# All in a days work...........



## readytogo (Apr 6, 2013)

Aside from buying survival food or canning does anybody do any real baking or meat curing because in both you can saved some real money with very little investment or time, take for instance this roll of bread, is 4 cups of white whole wheat flour and 1 tbsp yeast, water,salt and honey the local specialty bakery sells something like this for $6 and the Serrano sweet dry ham is $18 a pound if you can find it, I got the leg for $1.89 and made some sausages and this small ham, time did most of the work. Food preservation is a passion for me I really enjoy it passing it along to my kids right now my youngest is into baking school and made her first bread, holiday challah bread, is delicious. But really is not only healthier but cheaper and getting the kids involved is a God send because they learn something that is part of our history and can be useful at times.


----------



## Balls004 (Feb 28, 2015)

I do quite a bit of venison jerky, but it does have a limited life, because it generally gets eaten pretty quickly.

My next project is to try pemmican. I keep hoping that it's going to be something really good to eat, but the realist in me say's that it's just a indian MRE. I hope I'm pleasantly surprised. 

I've done hardtack, and while it's edible, it's not my first choice in bread, but if it's got to keep a while, it's alright.
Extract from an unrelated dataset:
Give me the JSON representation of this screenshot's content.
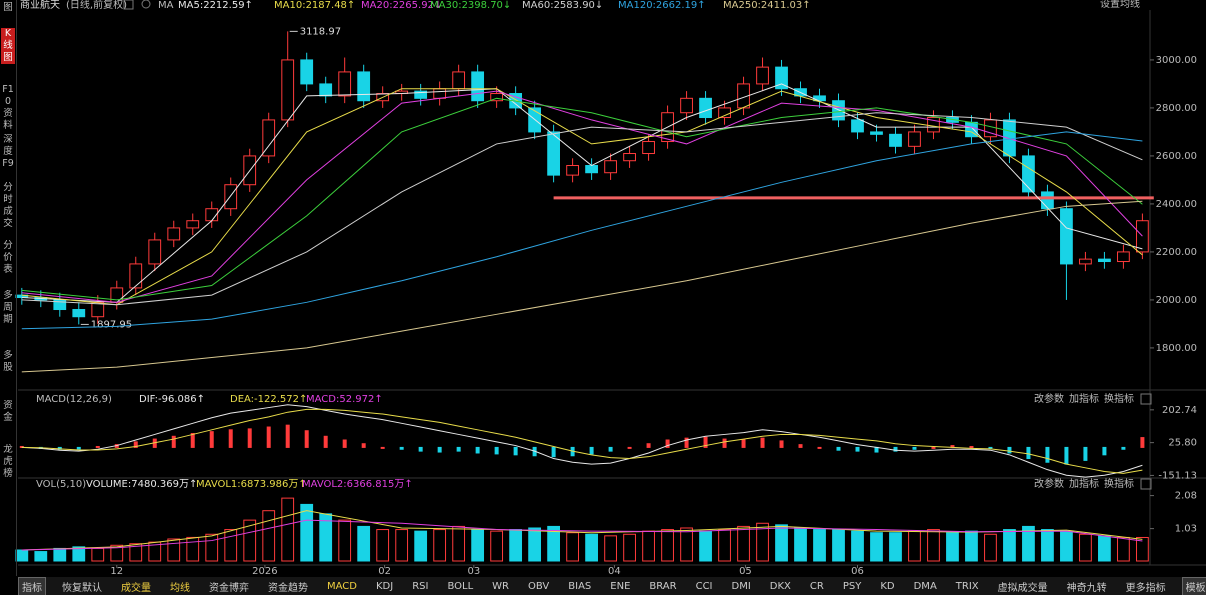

It is pretty good if you dip it in a soup made out of jerky though...


----------



## zombieresponder (Aug 20, 2012)

I haven't gotten into meat curing yet, but I will eventually build a smokehouse. I need to look into making biltong, which is sort of like jerky but supposedly keeps a lot better.


----------



## OldCootHillbilly (Jul 9, 2010)

I been known ta cure a ham er two, make bacon, sausage an other smoked an cured meats. I do a bit a bakin, usually in a dutch oven er on a stick.


----------



## Caribou (Aug 18, 2012)

I used to bake my own bread, rolls, cookies etc but it became too expensive and time consuming so I mostly gave it up. I understand, a couple cups of flour doesn't cost much but when you factor in a gym membership, doctors visits, and diet pills it adds up.  Seriously though, the wife and I do eat way more bread if we make it.
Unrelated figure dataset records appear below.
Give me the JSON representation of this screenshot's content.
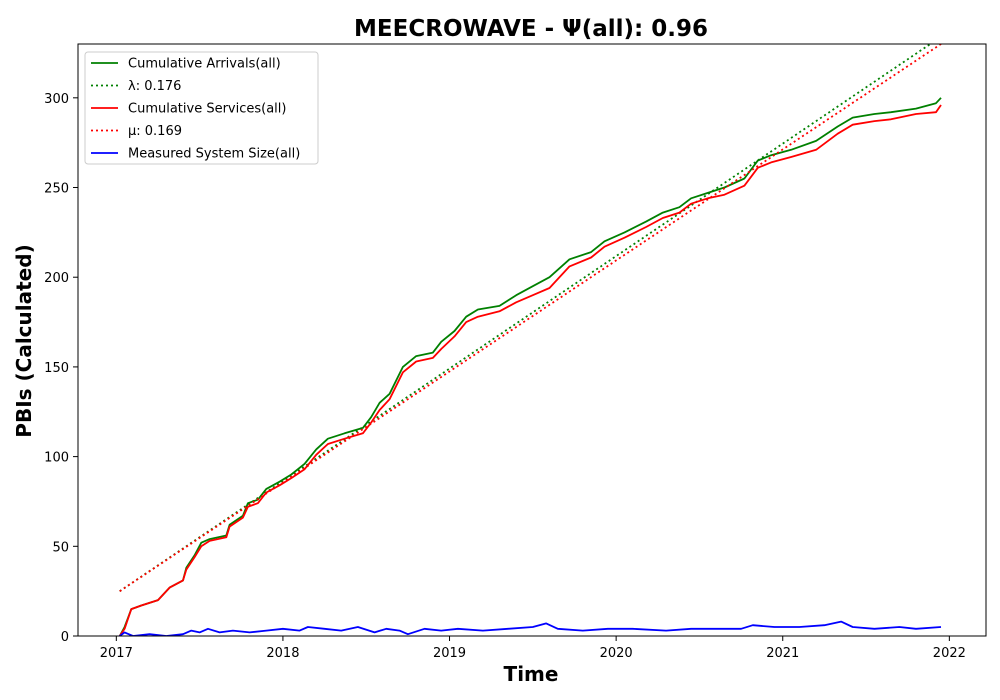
{
  "chart_data": {
    "type": "line",
    "title": "MEECROWAVE -  Ψ(all): 0.96",
    "xlabel": "Time",
    "ylabel": "PBIs (Calculated)",
    "xlim": [
      2016.77,
      2022.22
    ],
    "ylim": [
      0,
      330
    ],
    "xticks": [
      2017,
      2018,
      2019,
      2020,
      2021,
      2022
    ],
    "yticks": [
      0,
      50,
      100,
      150,
      200,
      250,
      300
    ],
    "grid": false,
    "legend_position": "top-left",
    "series": [
      {
        "name": "Cumulative Arrivals(all)",
        "color": "#008000",
        "style": "solid",
        "points": [
          [
            2017.02,
            0
          ],
          [
            2017.05,
            5
          ],
          [
            2017.09,
            15
          ],
          [
            2017.15,
            17
          ],
          [
            2017.25,
            20
          ],
          [
            2017.32,
            27
          ],
          [
            2017.4,
            31
          ],
          [
            2017.42,
            38
          ],
          [
            2017.47,
            45
          ],
          [
            2017.51,
            52
          ],
          [
            2017.56,
            54
          ],
          [
            2017.66,
            56
          ],
          [
            2017.68,
            62
          ],
          [
            2017.76,
            67
          ],
          [
            2017.79,
            74
          ],
          [
            2017.85,
            76
          ],
          [
            2017.9,
            82
          ],
          [
            2017.98,
            86
          ],
          [
            2018.05,
            90
          ],
          [
            2018.13,
            96
          ],
          [
            2018.2,
            104
          ],
          [
            2018.27,
            110
          ],
          [
            2018.37,
            113
          ],
          [
            2018.48,
            116
          ],
          [
            2018.53,
            122
          ],
          [
            2018.58,
            130
          ],
          [
            2018.64,
            135
          ],
          [
            2018.72,
            150
          ],
          [
            2018.8,
            156
          ],
          [
            2018.9,
            158
          ],
          [
            2018.95,
            164
          ],
          [
            2019.03,
            170
          ],
          [
            2019.1,
            178
          ],
          [
            2019.17,
            182
          ],
          [
            2019.3,
            184
          ],
          [
            2019.4,
            190
          ],
          [
            2019.5,
            195
          ],
          [
            2019.6,
            200
          ],
          [
            2019.72,
            210
          ],
          [
            2019.85,
            214
          ],
          [
            2019.93,
            220
          ],
          [
            2020.05,
            225
          ],
          [
            2020.18,
            231
          ],
          [
            2020.28,
            236
          ],
          [
            2020.38,
            239
          ],
          [
            2020.45,
            244
          ],
          [
            2020.55,
            247
          ],
          [
            2020.65,
            250
          ],
          [
            2020.77,
            255
          ],
          [
            2020.85,
            265
          ],
          [
            2020.93,
            268
          ],
          [
            2021.05,
            271
          ],
          [
            2021.2,
            276
          ],
          [
            2021.33,
            284
          ],
          [
            2021.42,
            289
          ],
          [
            2021.55,
            291
          ],
          [
            2021.65,
            292
          ],
          [
            2021.8,
            294
          ],
          [
            2021.92,
            297
          ],
          [
            2021.95,
            300
          ]
        ]
      },
      {
        "name": "λ: 0.176",
        "color": "#008000",
        "style": "dotted",
        "points": [
          [
            2017.02,
            25
          ],
          [
            2021.95,
            334
          ]
        ]
      },
      {
        "name": "Cumulative Services(all)",
        "color": "#ff0000",
        "style": "solid",
        "points": [
          [
            2017.02,
            0
          ],
          [
            2017.05,
            4
          ],
          [
            2017.09,
            15
          ],
          [
            2017.15,
            17
          ],
          [
            2017.25,
            20
          ],
          [
            2017.32,
            27
          ],
          [
            2017.4,
            31
          ],
          [
            2017.42,
            37
          ],
          [
            2017.47,
            44
          ],
          [
            2017.51,
            50
          ],
          [
            2017.56,
            53
          ],
          [
            2017.66,
            55
          ],
          [
            2017.68,
            61
          ],
          [
            2017.76,
            66
          ],
          [
            2017.79,
            72
          ],
          [
            2017.85,
            74
          ],
          [
            2017.9,
            80
          ],
          [
            2017.98,
            84
          ],
          [
            2018.05,
            88
          ],
          [
            2018.13,
            93
          ],
          [
            2018.2,
            101
          ],
          [
            2018.27,
            107
          ],
          [
            2018.37,
            110
          ],
          [
            2018.48,
            113
          ],
          [
            2018.53,
            119
          ],
          [
            2018.58,
            126
          ],
          [
            2018.64,
            132
          ],
          [
            2018.72,
            147
          ],
          [
            2018.8,
            153
          ],
          [
            2018.9,
            155
          ],
          [
            2018.95,
            160
          ],
          [
            2019.03,
            167
          ],
          [
            2019.1,
            175
          ],
          [
            2019.17,
            178
          ],
          [
            2019.3,
            181
          ],
          [
            2019.4,
            186
          ],
          [
            2019.5,
            190
          ],
          [
            2019.6,
            194
          ],
          [
            2019.72,
            206
          ],
          [
            2019.85,
            211
          ],
          [
            2019.93,
            217
          ],
          [
            2020.05,
            222
          ],
          [
            2020.18,
            228
          ],
          [
            2020.28,
            233
          ],
          [
            2020.38,
            236
          ],
          [
            2020.45,
            241
          ],
          [
            2020.55,
            244
          ],
          [
            2020.65,
            246
          ],
          [
            2020.77,
            251
          ],
          [
            2020.85,
            261
          ],
          [
            2020.93,
            264
          ],
          [
            2021.05,
            267
          ],
          [
            2021.2,
            271
          ],
          [
            2021.33,
            280
          ],
          [
            2021.42,
            285
          ],
          [
            2021.55,
            287
          ],
          [
            2021.65,
            288
          ],
          [
            2021.8,
            291
          ],
          [
            2021.92,
            292
          ],
          [
            2021.95,
            296
          ]
        ]
      },
      {
        "name": "μ: 0.169",
        "color": "#ff0000",
        "style": "dotted",
        "points": [
          [
            2017.02,
            25
          ],
          [
            2021.95,
            330
          ]
        ]
      },
      {
        "name": "Measured System Size(all)",
        "color": "#0000ff",
        "style": "solid",
        "points": [
          [
            2017.02,
            0
          ],
          [
            2017.05,
            2
          ],
          [
            2017.1,
            0
          ],
          [
            2017.2,
            1
          ],
          [
            2017.3,
            0
          ],
          [
            2017.4,
            1
          ],
          [
            2017.45,
            3
          ],
          [
            2017.5,
            2
          ],
          [
            2017.55,
            4
          ],
          [
            2017.62,
            2
          ],
          [
            2017.7,
            3
          ],
          [
            2017.8,
            2
          ],
          [
            2017.9,
            3
          ],
          [
            2018.0,
            4
          ],
          [
            2018.1,
            3
          ],
          [
            2018.15,
            5
          ],
          [
            2018.25,
            4
          ],
          [
            2018.35,
            3
          ],
          [
            2018.45,
            5
          ],
          [
            2018.55,
            2
          ],
          [
            2018.62,
            4
          ],
          [
            2018.7,
            3
          ],
          [
            2018.75,
            1
          ],
          [
            2018.85,
            4
          ],
          [
            2018.95,
            3
          ],
          [
            2019.05,
            4
          ],
          [
            2019.2,
            3
          ],
          [
            2019.35,
            4
          ],
          [
            2019.5,
            5
          ],
          [
            2019.58,
            7
          ],
          [
            2019.65,
            4
          ],
          [
            2019.8,
            3
          ],
          [
            2019.95,
            4
          ],
          [
            2020.1,
            4
          ],
          [
            2020.3,
            3
          ],
          [
            2020.45,
            4
          ],
          [
            2020.6,
            4
          ],
          [
            2020.75,
            4
          ],
          [
            2020.82,
            6
          ],
          [
            2020.95,
            5
          ],
          [
            2021.1,
            5
          ],
          [
            2021.25,
            6
          ],
          [
            2021.35,
            8
          ],
          [
            2021.42,
            5
          ],
          [
            2021.55,
            4
          ],
          [
            2021.7,
            5
          ],
          [
            2021.8,
            4
          ],
          [
            2021.95,
            5
          ]
        ]
      }
    ]
  }
}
Smoked salmon, and corned moose or caribou are some of my favorites. The hardest part of making sauerkraut is waiting for it to be ready. I am given enough jams and jellies that I don't bother anymore. I've toyed with cheese a little but only the soft stuff like ricotta. I love my wife's pickles, I'll have to get her to make them again this year.


----------



## talob (Sep 16, 2009)

Balls004 said:


> I do quite a bit of venison jerky, but it does have a limited life, because it generally gets eaten pretty quickly.
> 
> My next project is to try pemmican. I keep hoping that it's going to be something really good to eat, but the realist in me say's that it's just a indian MRE. I hope I'm pleasantly surprised.
> 
> I've done hardtack, and while it's edible, it's not my first choice in bread, but if it's got to keep a while, it's alright. It is pretty good if you dip it in a soup made out of jerky though...


I tried my hand at pemmican, made it out of a beef brisket something really good to eat no, keep you alive maybe, hope I never have to find out, gonna try it again using venison.


----------



## JAR702 (Apr 1, 2015)

I can and dehydrate a lot of stuff but you have to check to see if it is really economical to do so. For example I bought strawberries for 50 cents/lb and dehydrated them, I dehydrated 8# of berries and got 6 ounces of dehydrated berries, it would be cheaper to buy. 
I used to make bread but I can get bread for 50 cents to $1.00 a loaf at the discount store, cheaper then making it.
BUT, I bought pork loin for $1.89/lb and made Canadian bacon, way cheaper and better then store bought.


----------